Der Bertelsmann-Konzern verfügt mit Arvato Systems über ein Konglomerat von Firmen, die auch im Bereich der Gesundheits-IT weltweit tätig sind. Die Bertelsmann-Stiftung hat sich im Juli 2016 einen neuen Blog Der digitale Patient zugelegt. Als Ziel wurde damals formuliert: „…wollen wir dazu beitragen, dass digitale Technologien in den Dienst der Gesundheit gestellt werden. Übersetzt: Uns geht es nicht um das technologisch Machbare, sondern immer um den größtmöglichen Patientennutzen – oder anders: um einen Fortschritt der Medizin…“ Und vor wenigen Tagen hat die Bertelsmann-Stiftung eine Studie unter dem Titel „Elektronische Patientenakten – Einrichtungsübergreifende Elektronische Patientenakten als Basis für integrierte patientenzentrierte Behandlungsmanagement-Plattfor
Was an der Studie sofort ins Auge fällt:
Der Gematik wird Überforderung unterstellt und die Fähigkeit zur zeitnahen Schaffung einer elektronischen Patientenakte abgesprochen. Als „Kernaussage 78“ formuliert Prof. Haas: „Als Basis zum Aufbau einer nationalen durchgehenden eEPA-System- und Anwendungsinfrastruktur bedarf es eines einschlägigen Rechtsrahmens, der für alle Beteiligte Rechtssicherheit schafft.

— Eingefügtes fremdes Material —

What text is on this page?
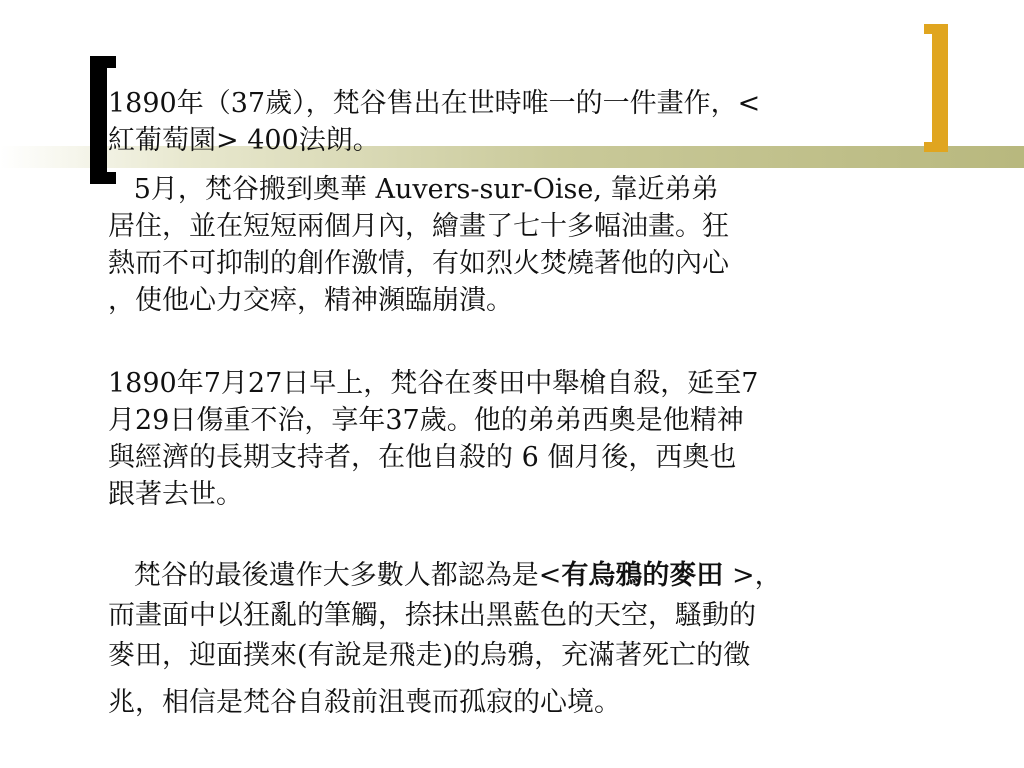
1890年（37歲），梵谷售出在世時唯一的一件畫作，<
紅葡萄園> 400法朗。
5月，梵谷搬到奧華 Auvers-sur-Oise, 靠近弟弟
居住，並在短短兩個月內，繪畫了七十多幅油畫。狂
熱而不可抑制的創作激情，有如烈火焚燒著他的內心
，使他心力交瘁，精神瀕臨崩潰。
1890年7月27日早上，梵谷在麥田中舉槍自殺，延至7
月29日傷重不治，享年37歲。他的弟弟西奧是他精神
與經濟的長期支持者，在他自殺的 6 個月後，西奧也
跟著去世。
梵谷的最後遺作大多數人都認為是<有烏鴉的麥田 >，
而畫面中以狂亂的筆觸，捺抹出黑藍色的天空，騷動的
麥田，迎面撲來(有說是飛走)的烏鴉，充滿著死亡的徵

兆，相信是梵谷自殺前沮喪而孤寂的心境。
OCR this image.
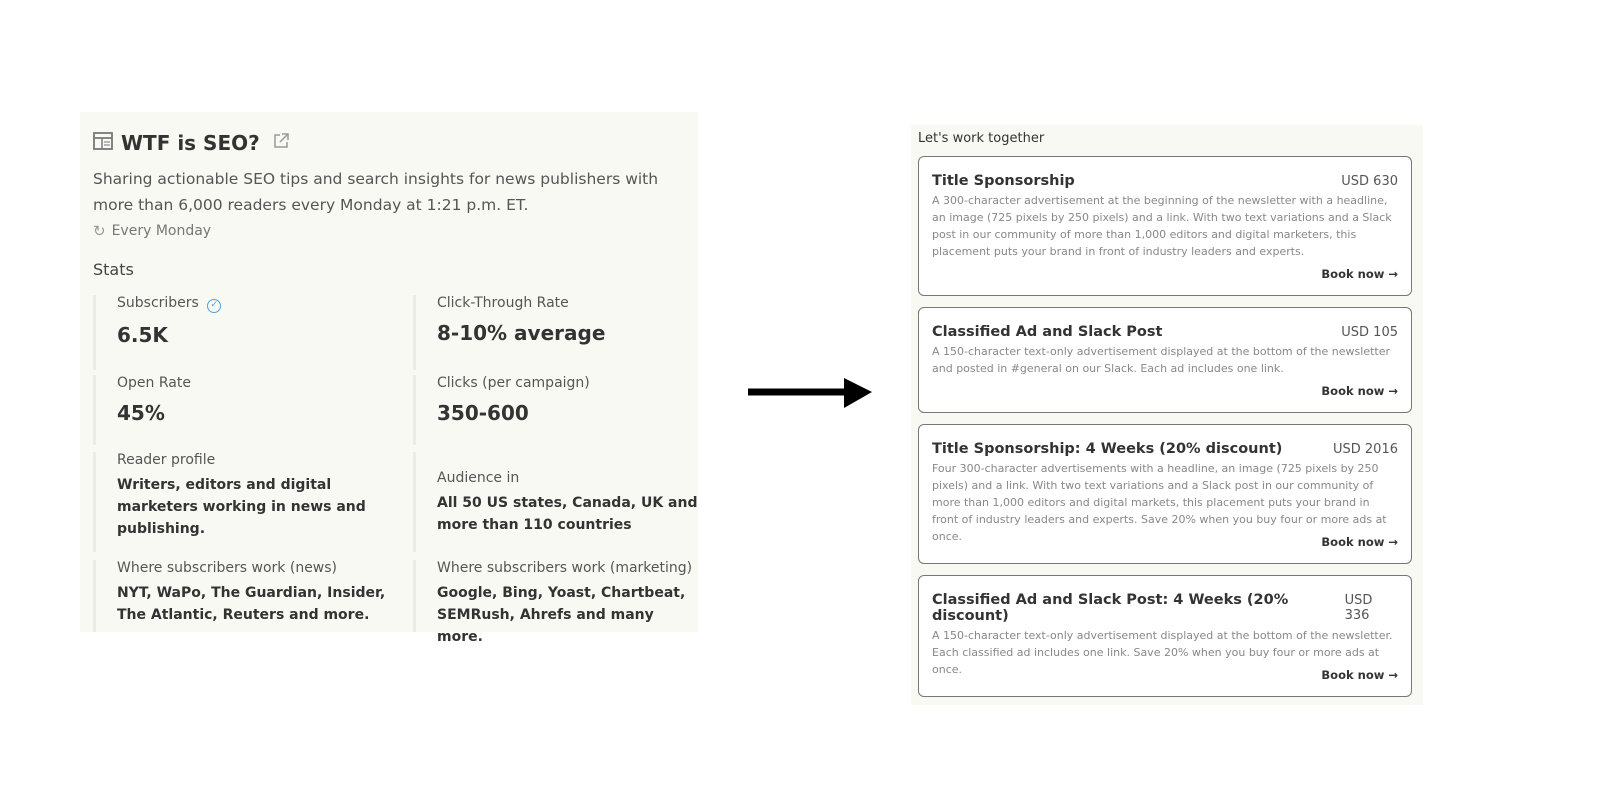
WTF is SEO?
Sharing actionable SEO tips and search insights for news publishers with more than 6,000 readers every Monday at 1:21 p.m. ET.
↻ Every Monday
Stats
Subscribers ✓
6.5K
Click-Through Rate
8-10% average
Open Rate
45%
Clicks (per campaign)
350-600
Reader profile
Writers, editors and digital marketers working in news and publishing.
Audience in
All 50 US states, Canada, UK and more than 110 countries
Where subscribers work (news)
NYT, WaPo, The Guardian, Insider, The Atlantic, Reuters and more.
Where subscribers work (marketing)
Google, Bing, Yoast, Chartbeat, SEMRush, Ahrefs and many more.
Let's work together
Title Sponsorship	USD 630
A 300-character advertisement at the beginning of the newsletter with a headline, an image (725 pixels by 250 pixels) and a link. With two text variations and a Slack post in our community of more than 1,000 editors and digital marketers, this placement puts your brand in front of industry leaders and experts.
Book now →
Classified Ad and Slack Post	USD 105
A 150-character text-only advertisement displayed at the bottom of the newsletter and posted in #general on our Slack. Each ad includes one link.
Book now →
Title Sponsorship: 4 Weeks (20% discount)	USD 2016
Four 300-character advertisements with a headline, an image (725 pixels by 250 pixels) and a link. With two text variations and a Slack post in our community of more than 1,000 editors and digital markets, this placement puts your brand in front of industry leaders and experts. Save 20% when you buy four or more ads at once.	Book now →
Classified Ad and Slack Post: 4 Weeks (20% discount)
USD 336
A 150-character text-only advertisement displayed at the bottom of the newsletter. Each classified ad includes one link. Save 20% when you buy four or more ads at once.	Book now →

Hierzu könnte insgesamt ein neues ‚E-Health-Kapitel‘ im SGB V aufgeschlagen werden, in dem die bisherigen, in verschiedenen Gesetzen verstreuten Regelungen mit den neuen zusammengefasst werden.“ (S. 243) Im Ergebnis schlägt der Verfasser der Studie vor, dass ein Bundesinstitut für E-Patientenakten geschaffen und die Gematik an den Rand gedrängt wird.
Quelle: Bertelsmann-Studie, S. 267
Die Realisierung dieses Vorschlags der Bertelsmann-Stiftung würde
- die bisherigen übergeordneten rechtlichen und technischen Strukturen im Gesundheitswesen auf den Kopf stellen,
- neue Kosten verursachen und
- die bisher für die Entwicklung der Gematik und der damit verbundenen Strukturen ausgegebenen Versichertengelder weitgehend als nutzlos erscheinen lassen.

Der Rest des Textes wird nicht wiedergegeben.